|
Ray Lindsay,
Senior Data Miner
Australian Taxation Office
Using ensembles of models to predict revenue for unlodged tax returns
Approximating curves by many piecewise constants
We will describe the statistical challenges that were overcome in one of the first deployments of Data Mining in the ATO. This model aimed to make predictions of revenue likely to be raised from a large number of outstanding returns. The challenges included a significant proportion of missing values, initially trying to model a step function, and issues related to the storage and processing of very large datasets required for scoring.

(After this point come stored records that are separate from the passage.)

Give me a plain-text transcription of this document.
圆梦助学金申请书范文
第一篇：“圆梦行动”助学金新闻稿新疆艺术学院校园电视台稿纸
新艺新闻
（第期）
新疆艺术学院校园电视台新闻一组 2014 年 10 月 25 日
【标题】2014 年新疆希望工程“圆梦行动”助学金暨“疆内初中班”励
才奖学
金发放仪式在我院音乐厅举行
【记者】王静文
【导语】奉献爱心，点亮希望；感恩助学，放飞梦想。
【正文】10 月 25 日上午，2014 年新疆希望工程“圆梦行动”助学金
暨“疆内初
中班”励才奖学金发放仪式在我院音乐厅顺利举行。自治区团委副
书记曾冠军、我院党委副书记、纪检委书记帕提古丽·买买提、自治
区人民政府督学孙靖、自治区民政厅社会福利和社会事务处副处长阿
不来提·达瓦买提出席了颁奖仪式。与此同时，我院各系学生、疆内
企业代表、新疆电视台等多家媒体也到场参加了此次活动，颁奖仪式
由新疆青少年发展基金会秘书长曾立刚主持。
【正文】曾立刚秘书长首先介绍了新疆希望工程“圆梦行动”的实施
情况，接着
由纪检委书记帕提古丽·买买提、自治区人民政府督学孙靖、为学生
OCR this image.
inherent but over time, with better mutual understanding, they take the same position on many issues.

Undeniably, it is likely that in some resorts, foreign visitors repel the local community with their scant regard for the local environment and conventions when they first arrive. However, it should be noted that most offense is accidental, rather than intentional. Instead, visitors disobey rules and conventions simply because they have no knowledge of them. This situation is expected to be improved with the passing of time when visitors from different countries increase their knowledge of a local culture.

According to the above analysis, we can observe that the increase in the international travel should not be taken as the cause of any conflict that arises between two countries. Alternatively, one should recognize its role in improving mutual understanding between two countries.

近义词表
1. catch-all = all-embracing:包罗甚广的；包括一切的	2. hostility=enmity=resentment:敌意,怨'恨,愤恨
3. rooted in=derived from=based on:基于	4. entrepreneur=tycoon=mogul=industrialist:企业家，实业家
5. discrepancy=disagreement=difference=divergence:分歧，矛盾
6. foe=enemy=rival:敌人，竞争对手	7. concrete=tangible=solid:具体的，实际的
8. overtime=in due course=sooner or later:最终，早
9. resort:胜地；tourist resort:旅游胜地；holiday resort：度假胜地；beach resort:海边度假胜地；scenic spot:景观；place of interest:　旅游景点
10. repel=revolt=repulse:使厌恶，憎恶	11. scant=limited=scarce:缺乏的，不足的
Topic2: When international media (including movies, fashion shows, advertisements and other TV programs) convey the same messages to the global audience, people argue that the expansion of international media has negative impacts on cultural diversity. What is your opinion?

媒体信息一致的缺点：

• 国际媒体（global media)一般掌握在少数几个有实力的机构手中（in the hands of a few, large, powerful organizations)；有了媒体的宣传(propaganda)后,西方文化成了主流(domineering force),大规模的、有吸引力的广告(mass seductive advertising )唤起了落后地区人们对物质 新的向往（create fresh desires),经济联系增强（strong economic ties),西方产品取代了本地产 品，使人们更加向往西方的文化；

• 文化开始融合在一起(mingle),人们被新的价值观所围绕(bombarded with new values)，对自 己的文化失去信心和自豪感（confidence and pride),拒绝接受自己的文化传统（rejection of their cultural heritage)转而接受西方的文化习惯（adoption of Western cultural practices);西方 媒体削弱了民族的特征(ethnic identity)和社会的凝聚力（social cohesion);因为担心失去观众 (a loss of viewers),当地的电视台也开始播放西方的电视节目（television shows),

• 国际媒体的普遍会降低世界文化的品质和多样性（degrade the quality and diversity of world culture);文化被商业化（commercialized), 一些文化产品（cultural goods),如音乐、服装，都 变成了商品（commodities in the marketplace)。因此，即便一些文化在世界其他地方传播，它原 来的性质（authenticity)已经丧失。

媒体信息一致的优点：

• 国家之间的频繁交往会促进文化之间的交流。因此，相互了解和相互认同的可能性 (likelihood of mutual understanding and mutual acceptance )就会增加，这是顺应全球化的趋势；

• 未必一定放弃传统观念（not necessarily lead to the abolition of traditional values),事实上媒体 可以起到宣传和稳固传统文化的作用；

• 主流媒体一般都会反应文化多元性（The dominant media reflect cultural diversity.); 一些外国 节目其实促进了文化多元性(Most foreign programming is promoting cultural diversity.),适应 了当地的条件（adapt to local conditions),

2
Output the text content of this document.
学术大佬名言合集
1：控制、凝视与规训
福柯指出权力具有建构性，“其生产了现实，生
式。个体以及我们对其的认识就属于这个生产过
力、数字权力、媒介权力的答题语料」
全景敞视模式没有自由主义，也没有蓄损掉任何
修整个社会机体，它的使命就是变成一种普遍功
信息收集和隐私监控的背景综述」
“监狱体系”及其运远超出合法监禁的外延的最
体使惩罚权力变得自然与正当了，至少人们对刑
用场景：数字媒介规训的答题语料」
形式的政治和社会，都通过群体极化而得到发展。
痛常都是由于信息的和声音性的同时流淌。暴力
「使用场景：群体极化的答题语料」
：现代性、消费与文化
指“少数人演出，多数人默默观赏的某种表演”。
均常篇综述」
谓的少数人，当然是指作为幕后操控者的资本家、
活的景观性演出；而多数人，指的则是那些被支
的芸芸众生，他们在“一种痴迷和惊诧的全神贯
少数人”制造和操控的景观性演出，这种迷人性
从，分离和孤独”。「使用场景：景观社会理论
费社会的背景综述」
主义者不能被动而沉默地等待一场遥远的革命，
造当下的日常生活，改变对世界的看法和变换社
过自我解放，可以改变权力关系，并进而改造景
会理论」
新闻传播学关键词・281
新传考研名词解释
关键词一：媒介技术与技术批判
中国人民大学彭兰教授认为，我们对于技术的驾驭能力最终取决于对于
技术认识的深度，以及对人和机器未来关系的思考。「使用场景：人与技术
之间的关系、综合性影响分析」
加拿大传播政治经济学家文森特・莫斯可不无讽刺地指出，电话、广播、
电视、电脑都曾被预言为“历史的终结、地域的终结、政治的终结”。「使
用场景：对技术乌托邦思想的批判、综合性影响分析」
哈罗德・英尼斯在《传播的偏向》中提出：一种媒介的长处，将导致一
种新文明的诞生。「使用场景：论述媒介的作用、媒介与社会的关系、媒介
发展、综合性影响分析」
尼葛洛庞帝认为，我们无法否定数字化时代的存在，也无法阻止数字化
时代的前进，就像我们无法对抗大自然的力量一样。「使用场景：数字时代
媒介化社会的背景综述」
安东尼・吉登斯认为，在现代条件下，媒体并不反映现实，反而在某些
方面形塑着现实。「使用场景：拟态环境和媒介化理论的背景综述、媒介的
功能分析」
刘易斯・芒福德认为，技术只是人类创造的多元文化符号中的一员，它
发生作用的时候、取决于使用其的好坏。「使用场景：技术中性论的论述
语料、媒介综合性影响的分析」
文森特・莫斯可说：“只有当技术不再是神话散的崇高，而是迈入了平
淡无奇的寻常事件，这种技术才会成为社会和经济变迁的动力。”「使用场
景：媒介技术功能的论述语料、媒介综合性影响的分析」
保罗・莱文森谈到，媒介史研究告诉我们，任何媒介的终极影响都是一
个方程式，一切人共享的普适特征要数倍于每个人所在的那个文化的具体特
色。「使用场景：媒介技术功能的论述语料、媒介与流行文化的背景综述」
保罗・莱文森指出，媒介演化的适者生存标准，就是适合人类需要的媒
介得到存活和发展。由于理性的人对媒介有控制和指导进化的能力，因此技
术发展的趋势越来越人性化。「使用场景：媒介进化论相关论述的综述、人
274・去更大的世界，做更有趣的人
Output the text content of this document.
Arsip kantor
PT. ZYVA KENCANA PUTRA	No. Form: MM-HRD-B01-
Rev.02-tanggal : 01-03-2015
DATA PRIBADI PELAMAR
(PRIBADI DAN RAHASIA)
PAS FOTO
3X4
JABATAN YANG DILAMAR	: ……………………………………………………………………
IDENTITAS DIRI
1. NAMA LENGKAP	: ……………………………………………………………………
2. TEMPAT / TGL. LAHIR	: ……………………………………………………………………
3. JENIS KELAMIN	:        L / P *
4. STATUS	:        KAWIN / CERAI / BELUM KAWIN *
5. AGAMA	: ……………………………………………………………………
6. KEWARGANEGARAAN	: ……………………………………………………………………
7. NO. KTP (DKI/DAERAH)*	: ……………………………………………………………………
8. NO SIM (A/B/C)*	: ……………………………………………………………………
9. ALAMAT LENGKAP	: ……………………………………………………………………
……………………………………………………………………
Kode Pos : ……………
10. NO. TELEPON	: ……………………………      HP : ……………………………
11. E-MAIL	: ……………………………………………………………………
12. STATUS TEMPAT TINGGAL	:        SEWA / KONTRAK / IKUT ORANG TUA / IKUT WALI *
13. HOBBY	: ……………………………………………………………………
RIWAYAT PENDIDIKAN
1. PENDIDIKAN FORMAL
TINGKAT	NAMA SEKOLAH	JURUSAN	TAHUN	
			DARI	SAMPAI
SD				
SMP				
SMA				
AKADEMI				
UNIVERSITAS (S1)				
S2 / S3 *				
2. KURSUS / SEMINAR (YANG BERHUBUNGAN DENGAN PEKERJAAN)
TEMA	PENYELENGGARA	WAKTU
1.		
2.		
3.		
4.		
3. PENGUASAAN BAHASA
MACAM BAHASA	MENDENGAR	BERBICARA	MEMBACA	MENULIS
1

The presence of missing values meant that regression or neural network models could result in many records having the default prediction (mean for interval variables, most common level for nominal). Tree models are more robust to missing values but produce a relatively small number of distinct predicted values. When making predictions for millions of records, one needs some way of distinguishing amongst the top 1% (say) of predictions. When we combine the first (classification tree) and two second stage models(regression trees) we introduce some granularity as records in one node in one of the models are not necessarily in the same node in the other two. Much finer granularity in revenue prediction can be achieved by employing a relatively low number of tree models – where the features input into each stream are randomly selected and a random sample of training data is used, essentially of form of bagging. This approach is somewhat similar in philosophy to RandomForests, which could not be used in this problem due to technical issues, and non-compatibility with large numbers of missing values.
|